Wir bekommen Eisen in unserer Ernährung in zwei Formen:

  • Hämeisen, das in Fleisch und Fisch vorkommt.
  • Nicht-Häm-Eisen, das in Gemüse und Getreide gefunden wird.

Was sind die Symptome eines Eisenmangels?

Die Symptome eines Eisenmangels können sehr vage sein, vor allem wenn es nicht schlimm genug ist, dass Sie auch eine Eisenmangelanämie entwickelt haben.

Einige häufige Symptome sind:

  • Müdigkeit.
  • Mühe, sich bei der Arbeit oder am College zu konzentrieren.
  • Speicherprobleme
  • Reduzierte Bewegungsfähigkeit.
  • Haar verliert seinen Zustand und möglicherweise Haarausfall.
  • Die Nägel werden brüchig und brechen oder spalten sich leicht ab. Sie können sogar ihre Form ändern, konkav oder löffelförmig werden oder Rippen entwickeln.
  • Schnitte und Abschürfungen, die lange Zeit benötigen, um zu heilen.
  • Eine wunde Zunge.
  • Wunden an den Mundwinkeln.
  • Syndrom der ruhelosen Beine.
  • Säuglinge mit Eisenmangel entwickeln sich möglicherweise nicht so schnell wie normal.
  • Pica-Syndrom: das Verlangen nach oder das Essen von Substanzen, die normalerweise nicht gegessen werden, wie z. B. Ton, Kreide oder Kohle.

Mögliche Komplikationen

Komplikationen können auftreten, wenn die Anämie schwerwiegend wird und nicht behandelt wird. Beispielsweise können Sie zerbrechliche und gebrochene Nägel, Haarausfall und Herzversagen entwickeln. Eisenmangel kann auch das Immunsystem beeinträchtigen, so dass Sie sich leichter an Infektionen entwickeln können.

Anämie in der Schwangerschaft erhöht das Risiko von Komplikationen bei Mutter und Baby. Beispielsweise besteht ein erhöhtes Risiko für ein Baby mit niedrigem Geburtsgewicht, vorzeitige (vorzeitige) Entbindung und postnatale Depression. Niedrige Eisenreserven im Baby können auch zu Anämie beim Neugeborenen führen.

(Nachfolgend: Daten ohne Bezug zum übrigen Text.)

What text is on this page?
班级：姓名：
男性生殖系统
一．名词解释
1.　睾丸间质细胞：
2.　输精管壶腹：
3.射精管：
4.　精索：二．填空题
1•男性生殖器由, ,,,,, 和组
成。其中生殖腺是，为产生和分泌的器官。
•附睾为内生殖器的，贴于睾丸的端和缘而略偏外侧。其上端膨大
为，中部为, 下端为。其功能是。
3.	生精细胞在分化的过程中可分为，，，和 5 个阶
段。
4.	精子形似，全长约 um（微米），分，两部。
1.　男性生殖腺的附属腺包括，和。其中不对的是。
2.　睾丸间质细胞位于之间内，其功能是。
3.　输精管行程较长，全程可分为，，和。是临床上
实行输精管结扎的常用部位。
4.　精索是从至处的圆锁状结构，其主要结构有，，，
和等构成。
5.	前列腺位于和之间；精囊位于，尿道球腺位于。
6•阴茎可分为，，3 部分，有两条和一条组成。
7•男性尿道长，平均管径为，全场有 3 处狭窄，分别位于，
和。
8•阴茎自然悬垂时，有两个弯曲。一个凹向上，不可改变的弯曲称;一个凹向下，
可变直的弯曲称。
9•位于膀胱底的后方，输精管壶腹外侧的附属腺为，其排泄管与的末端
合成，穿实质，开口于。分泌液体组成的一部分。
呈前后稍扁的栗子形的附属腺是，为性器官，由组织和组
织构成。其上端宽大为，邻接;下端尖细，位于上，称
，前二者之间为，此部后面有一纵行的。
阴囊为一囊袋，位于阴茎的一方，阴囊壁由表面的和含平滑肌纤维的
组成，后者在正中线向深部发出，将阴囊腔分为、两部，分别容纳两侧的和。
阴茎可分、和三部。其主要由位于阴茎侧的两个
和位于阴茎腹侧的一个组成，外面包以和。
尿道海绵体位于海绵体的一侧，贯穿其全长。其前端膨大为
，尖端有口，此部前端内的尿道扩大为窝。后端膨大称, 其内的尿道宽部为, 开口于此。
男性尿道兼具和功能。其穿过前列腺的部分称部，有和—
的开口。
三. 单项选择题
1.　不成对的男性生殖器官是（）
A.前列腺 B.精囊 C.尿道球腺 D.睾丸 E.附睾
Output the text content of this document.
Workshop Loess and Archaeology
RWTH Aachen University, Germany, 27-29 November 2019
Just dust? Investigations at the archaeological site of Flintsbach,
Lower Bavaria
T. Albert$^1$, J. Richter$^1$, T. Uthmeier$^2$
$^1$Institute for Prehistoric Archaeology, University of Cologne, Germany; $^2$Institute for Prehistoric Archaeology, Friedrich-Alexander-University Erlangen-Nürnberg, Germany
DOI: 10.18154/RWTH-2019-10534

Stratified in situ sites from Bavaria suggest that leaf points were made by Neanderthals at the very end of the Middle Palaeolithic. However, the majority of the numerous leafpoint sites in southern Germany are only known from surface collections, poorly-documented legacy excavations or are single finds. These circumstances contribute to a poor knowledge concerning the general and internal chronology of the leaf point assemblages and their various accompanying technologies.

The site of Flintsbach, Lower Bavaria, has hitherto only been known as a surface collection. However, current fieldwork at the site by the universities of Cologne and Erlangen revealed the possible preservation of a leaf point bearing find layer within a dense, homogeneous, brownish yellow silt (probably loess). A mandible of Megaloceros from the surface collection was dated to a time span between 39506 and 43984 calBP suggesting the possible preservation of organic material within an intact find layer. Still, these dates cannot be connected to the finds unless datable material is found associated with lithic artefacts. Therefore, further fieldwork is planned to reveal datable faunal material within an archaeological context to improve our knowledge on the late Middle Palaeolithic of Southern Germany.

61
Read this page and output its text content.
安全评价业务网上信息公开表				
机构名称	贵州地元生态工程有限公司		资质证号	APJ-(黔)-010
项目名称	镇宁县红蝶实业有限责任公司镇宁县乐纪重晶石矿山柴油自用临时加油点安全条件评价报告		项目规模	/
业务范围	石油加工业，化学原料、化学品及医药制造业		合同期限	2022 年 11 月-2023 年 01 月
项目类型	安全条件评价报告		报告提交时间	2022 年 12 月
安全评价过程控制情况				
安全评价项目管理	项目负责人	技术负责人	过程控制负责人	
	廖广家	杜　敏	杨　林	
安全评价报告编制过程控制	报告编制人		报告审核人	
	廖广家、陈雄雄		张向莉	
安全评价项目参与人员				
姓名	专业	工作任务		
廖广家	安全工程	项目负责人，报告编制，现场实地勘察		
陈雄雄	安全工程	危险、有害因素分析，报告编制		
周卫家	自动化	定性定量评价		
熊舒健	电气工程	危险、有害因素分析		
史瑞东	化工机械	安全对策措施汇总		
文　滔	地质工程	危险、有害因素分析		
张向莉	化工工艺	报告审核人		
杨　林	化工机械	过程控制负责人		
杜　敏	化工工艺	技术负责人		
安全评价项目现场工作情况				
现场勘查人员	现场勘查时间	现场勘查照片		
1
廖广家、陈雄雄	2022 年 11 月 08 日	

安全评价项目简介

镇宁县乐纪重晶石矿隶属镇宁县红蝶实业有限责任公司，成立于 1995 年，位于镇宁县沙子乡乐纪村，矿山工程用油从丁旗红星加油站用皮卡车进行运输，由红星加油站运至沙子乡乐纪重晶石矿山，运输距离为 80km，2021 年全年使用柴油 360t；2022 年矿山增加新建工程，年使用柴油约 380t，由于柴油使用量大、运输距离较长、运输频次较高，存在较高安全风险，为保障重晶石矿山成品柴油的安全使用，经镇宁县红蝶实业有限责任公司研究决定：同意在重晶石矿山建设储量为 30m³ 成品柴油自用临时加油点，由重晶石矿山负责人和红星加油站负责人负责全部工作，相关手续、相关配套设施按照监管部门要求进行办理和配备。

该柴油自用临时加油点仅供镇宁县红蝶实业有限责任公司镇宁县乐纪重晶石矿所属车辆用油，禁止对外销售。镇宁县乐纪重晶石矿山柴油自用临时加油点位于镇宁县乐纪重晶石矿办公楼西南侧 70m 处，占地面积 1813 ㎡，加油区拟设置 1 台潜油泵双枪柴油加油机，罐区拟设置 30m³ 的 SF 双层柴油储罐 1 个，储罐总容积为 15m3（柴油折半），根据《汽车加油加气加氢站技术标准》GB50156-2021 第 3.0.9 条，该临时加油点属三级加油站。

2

Was ist Eisenmangelanämie?

Anämie bedeutet:

  • Sie haben weniger rote Blutkörperchen als normal; oder
  • Sie haben in jedem roten Blutkörperchen weniger Hämoglobin als normal.

In jedem Fall wird eine reduzierte Sauerstoffmenge im Blutstrom mitgeführt. Die häufigste Ursache für Anämie in Großbritannien ist Eisenmangel. Eisen wird benötigt, um Hämoglobin herzustellen. Eine durch Eisenmangel verursachte Anämie wird als Eisenmangelanämie (IDA) bezeichnet.

Andere Arten von Anämie (nicht im Zusammenhang mit Eisenmangel) sind:

  • Folsäuremangelanämie.
  • Makrozytäre Anämie.
  • Vitamin-B12-Mangel und perniziöse Anämie.

Ursachen der Eisenmangelanämie

Eisenmangel ist eine häufige Ursache für Anämie, die häufig in der Schwangerschaft auftritt. Niedrige Eisenkonzentrationen können durch Blutungen verursacht werden - zum Beispiel durch starke Perioden oder durch den Darm (Magengeschwür, Darmkrebs oder Haufen). Manchmal kann der Darm nicht genug Eisen aufnehmen - zum Beispiel bei Zöliakie.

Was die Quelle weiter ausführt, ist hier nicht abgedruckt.